Voter ces revendications a permis non seulement de se donner une boussole politique mais d’aller les présenter ensuite aux assemblées générales des autres secteurs en lutte pour pouvoir les discuter. Alors que beaucoup d’entre elles rejoignent celles des lycéens ou des gilets jaunes, celles-ci ont permis de tisser des liens, et de montrer un soutien explicite. Ce fut le cas par exemple lors de la deuxième assemblée des gilets jaunes qui s’est tenue le 16 décembre, et où 3 étudiants de l’IEP ont pu apporter leur soutien aux 500 gilets jaunes présents et leur présenter une partie des revendications votées en AG. 

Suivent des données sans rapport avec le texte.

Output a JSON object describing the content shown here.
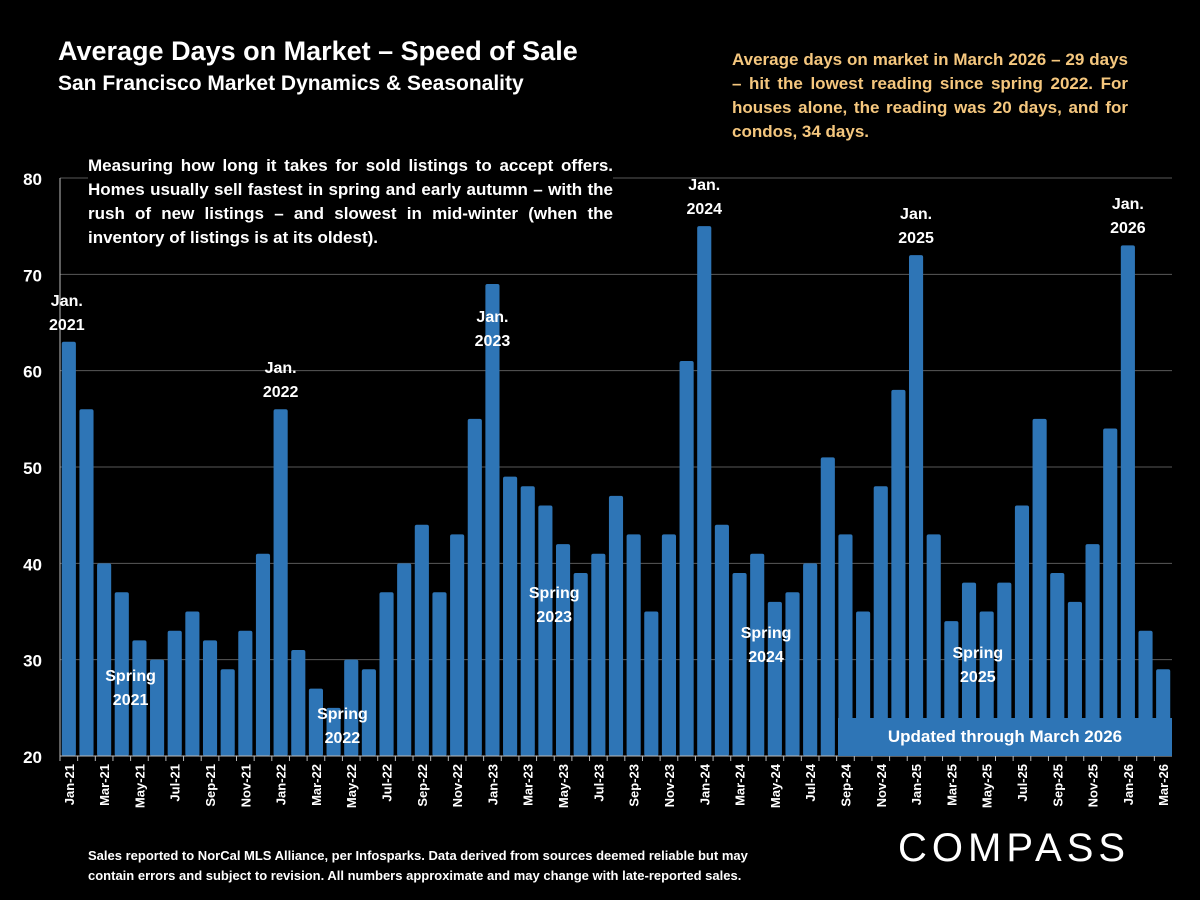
{
  "header": {
    "title": "Average Days on Market – Speed of Sale",
    "subtitle": "San Francisco Market Dynamics & Seasonality"
  },
  "callout": "Average days on market in March 2026 – 29 days –  hit the lowest reading since spring 2022. For houses alone, the reading was 20 days, and for condos, 34 days.",
  "description": "Measuring how long it takes for sold listings to accept offers. Homes usually sell fastest in spring and early autumn – with the rush of new listings – and slowest in mid-winter (when the inventory of listings is at its oldest).",
  "footnote_line1": "Sales reported to NorCal MLS Alliance, per Infosparks. Data derived from sources deemed reliable but may",
  "footnote_line2": "contain errors and subject to revision. All numbers approximate and may change with late-reported sales.",
  "logo": "COMPASS",
  "updated_label": "Updated through March 2026",
  "colors": {
    "bar": "#2e75b6",
    "callout": "#f5c77e",
    "background": "#000000",
    "grid": "#595959"
  },
  "chart_data": {
    "type": "bar",
    "title": "Average Days on Market – Speed of Sale",
    "xlabel": "",
    "ylabel": "",
    "ylim": [
      20,
      80
    ],
    "yticks": [
      20,
      30,
      40,
      50,
      60,
      70,
      80
    ],
    "grid": true,
    "categories": [
      "Jan-21",
      "Feb-21",
      "Mar-21",
      "Apr-21",
      "May-21",
      "Jun-21",
      "Jul-21",
      "Aug-21",
      "Sep-21",
      "Oct-21",
      "Nov-21",
      "Dec-21",
      "Jan-22",
      "Feb-22",
      "Mar-22",
      "Apr-22",
      "May-22",
      "Jun-22",
      "Jul-22",
      "Aug-22",
      "Sep-22",
      "Oct-22",
      "Nov-22",
      "Dec-22",
      "Jan-23",
      "Feb-23",
      "Mar-23",
      "Apr-23",
      "May-23",
      "Jun-23",
      "Jul-23",
      "Aug-23",
      "Sep-23",
      "Oct-23",
      "Nov-23",
      "Dec-23",
      "Jan-24",
      "Feb-24",
      "Mar-24",
      "Apr-24",
      "May-24",
      "Jun-24",
      "Jul-24",
      "Aug-24",
      "Sep-24",
      "Oct-24",
      "Nov-24",
      "Dec-24",
      "Jan-25",
      "Feb-25",
      "Mar-25",
      "Apr-25",
      "May-25",
      "Jun-25",
      "Jul-25",
      "Aug-25",
      "Sep-25",
      "Oct-25",
      "Nov-25",
      "Dec-25",
      "Jan-26",
      "Feb-26",
      "Mar-26"
    ],
    "values": [
      63,
      56,
      40,
      37,
      32,
      30,
      33,
      35,
      32,
      29,
      33,
      41,
      56,
      31,
      27,
      25,
      30,
      29,
      37,
      40,
      44,
      37,
      43,
      55,
      69,
      49,
      48,
      46,
      42,
      39,
      41,
      47,
      43,
      35,
      43,
      61,
      75,
      44,
      39,
      41,
      36,
      37,
      40,
      51,
      43,
      35,
      48,
      58,
      72,
      43,
      34,
      38,
      35,
      38,
      46,
      55,
      39,
      36,
      42,
      54,
      73,
      33,
      29
    ],
    "annotations": [
      {
        "line1": "Jan.",
        "line2": "2021",
        "month": "Jan-21"
      },
      {
        "line1": "Jan.",
        "line2": "2022",
        "month": "Jan-22"
      },
      {
        "line1": "Jan.",
        "line2": "2023",
        "month": "Jan-23"
      },
      {
        "line1": "Jan.",
        "line2": "2024",
        "month": "Jan-24"
      },
      {
        "line1": "Jan.",
        "line2": "2025",
        "month": "Jan-25"
      },
      {
        "line1": "Jan.",
        "line2": "2026",
        "month": "Jan-26"
      },
      {
        "line1": "Spring",
        "line2": "2021",
        "month": "Apr-21"
      },
      {
        "line1": "Spring",
        "line2": "2022",
        "month": "Apr-22"
      },
      {
        "line1": "Spring",
        "line2": "2023",
        "month": "Apr-23"
      },
      {
        "line1": "Spring",
        "line2": "2024",
        "month": "Apr-24"
      },
      {
        "line1": "Spring",
        "line2": "2025",
        "month": "Apr-25"
      }
    ]
  }
}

Des acquis à maintenir, d’autres pratiques à améliorer pour poursuivre sur la voie démocratique

Les liens forts qui ont pu se tisser, les « travaux pratique » de lutte, les réflexes démocratiques entrevus dans la mobilisation, le degré de radicalité qui a pu s’exprimer dans les AG…. autant d’éléments extrêmement positifs qu’il s’agira de conserver pour la suite ! Il y aura incontestablement un avant et un après au sein de Sciences Po Toulouse. Cependant nous ne sommes pas encore à l’après puisque lundi 14 janvier aura lieu l’AG de rentrée qui décidera des suites du mouvement.

Les risques d’une institutionnalisation des assemblées générales, manœuvre possible de la direction pour tuer le mouvement sont à prendre en compte. Face à cela, il s’agit de revendiquer que les AG, organes décisionnaires de la démocratie étudiante, s’arrachent à la direction et ne s’institutionnalisent pas en les fixant par exemple un mardi chaque semaine à la même heure, et en les vidant de toute possibilité de déclencher une action. Au contraire, ce sont les votes qui permettent de décider du jour et de l’heure. Ils sont souverains et permettent de décider de diverses modalités d’action qui peuvent être une occupation, un blocage externe, etc… ou d’autres types d’action à l’extérieur de l’IEP.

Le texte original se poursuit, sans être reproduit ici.